9) What do you look for when you pick up a book to read?
Good writing, first and foremost. No matter how appealing a concept is, I am likely to struggle with it if the writing doesn’t move fluidly. After that I think I am mainly looking for a world that I want to spend time in. Reading is such an escape. Good writing will transport you to an entirely new world and hold you there for the duration of the book, or, if it’s a great book, beyond. That’s what I want. A novel that makes me miss the world and the characters whenever I put it down, so that in the end I cannot put it down. One that, when I finish the book, the characters stay with me and I end up feeling slightly disjointed - that I still have one foot in that fictional world.
10) What would you say are the top three crime novels that have made a lasting impression on you?

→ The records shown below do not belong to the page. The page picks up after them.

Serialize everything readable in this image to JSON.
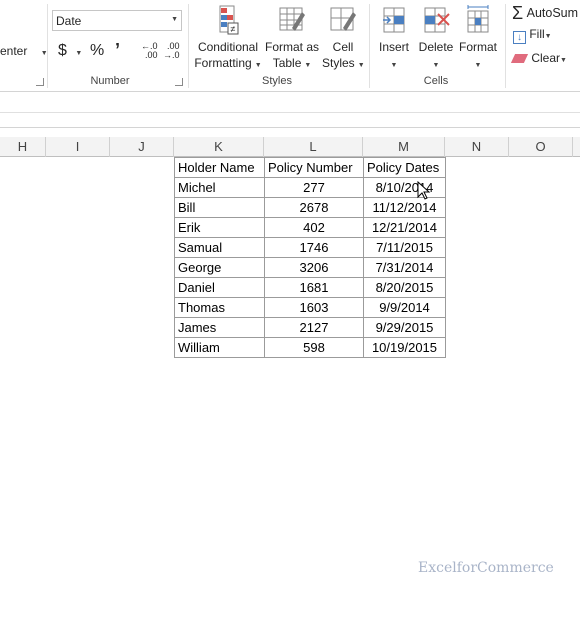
{
  "ribbon": {
    "alignment": {
      "merge_center_partial": "enter"
    },
    "number": {
      "format_value": "Date",
      "currency_symbol": "$",
      "percent_symbol": "%",
      "comma_symbol": "’",
      "inc_decimal_top": "←.0",
      "inc_decimal_bottom": ".00",
      "dec_decimal_top": ".00",
      "dec_decimal_bottom": "→.0",
      "group_label": "Number"
    },
    "styles": {
      "conditional_line1": "Conditional",
      "conditional_line2": "Formatting",
      "format_table_line1": "Format as",
      "format_table_line2": "Table",
      "cell_styles_line1": "Cell",
      "cell_styles_line2": "Styles",
      "group_label": "Styles"
    },
    "cells": {
      "insert_label": "Insert",
      "delete_label": "Delete",
      "format_label": "Format",
      "group_label": "Cells"
    },
    "editing": {
      "autosum_label": "AutoSum",
      "fill_label": "Fill",
      "clear_label": "Clear"
    }
  },
  "columns": [
    "H",
    "I",
    "J",
    "K",
    "L",
    "M",
    "N",
    "O"
  ],
  "table": {
    "headers": [
      "Holder Name",
      "Policy Number",
      "Policy Dates"
    ],
    "rows": [
      [
        "Michel",
        "277",
        "8/10/2014"
      ],
      [
        "Bill",
        "2678",
        "11/12/2014"
      ],
      [
        "Erik",
        "402",
        "12/21/2014"
      ],
      [
        "Samual",
        "1746",
        "7/11/2015"
      ],
      [
        "George",
        "3206",
        "7/31/2014"
      ],
      [
        "Daniel",
        "1681",
        "8/20/2015"
      ],
      [
        "Thomas",
        "1603",
        "9/9/2014"
      ],
      [
        "James",
        "2127",
        "9/29/2015"
      ],
      [
        "William",
        "598",
        "10/19/2015"
      ]
    ]
  },
  "watermark": "ExcelforCommerce"
}
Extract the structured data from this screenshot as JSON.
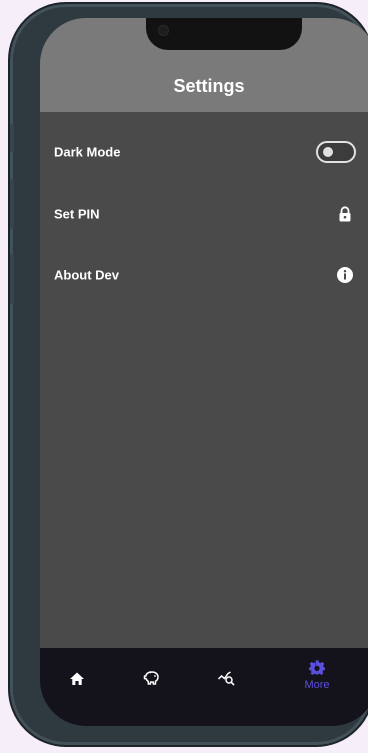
{
  "app_bar": {
    "title": "Settings"
  },
  "settings": {
    "items": [
      {
        "label": "Dark Mode",
        "control": "toggle",
        "toggle_on": false
      },
      {
        "label": "Set PIN",
        "icon": "lock-icon"
      },
      {
        "label": "About Dev",
        "icon": "info-icon"
      }
    ]
  },
  "bottom_nav": {
    "items": [
      {
        "icon": "home-icon",
        "label": ""
      },
      {
        "icon": "piggy-bank-icon",
        "label": ""
      },
      {
        "icon": "chart-search-icon",
        "label": ""
      },
      {
        "icon": "gear-icon",
        "label": "More",
        "active": true
      }
    ]
  },
  "colors": {
    "app_bar": "#7a7a7a",
    "background": "#4a4a4a",
    "nav_background": "#14121a",
    "accent": "#5b4fe0",
    "text": "#ffffff"
  }
}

Agatha Christie’s ‘Death on the Nile’ was the first of her novels that I read, and I was just blown away by how clever her plotting was. I think that it was the first time I really understood just how intricate a crime novel could be, and it really inspired me to want to push myself and my own abilities in terms of plot design.

‘Room’ by Emma Donoghue. I’ll admit that I was nervous about reading this one. I struggle with novels that deal with any form of child abuse, and the concept of this novel worried me a little. Until I picked it up. My god, what an extraordinary book! Jack is one of the most incredible characters I have ever read. The way Emma Donoghue conveyed this narrow world through this child’s eyes, turning something deeply abnormal into all that he has ever known, deeply touched me, and for weeks afterwards I would catch myself thinking about little Jack and wondering how he was doing.

‘Presumed Innocent’ by Scott Turow - I love the complexity of this. I love how it keeps you constantly wrong-footed and the way in which you are never entirely sure just who it is you can trust. This one showed me that characters don’t have to be good, and that there is a certain appeal in realising that you have been conned by the protagonist.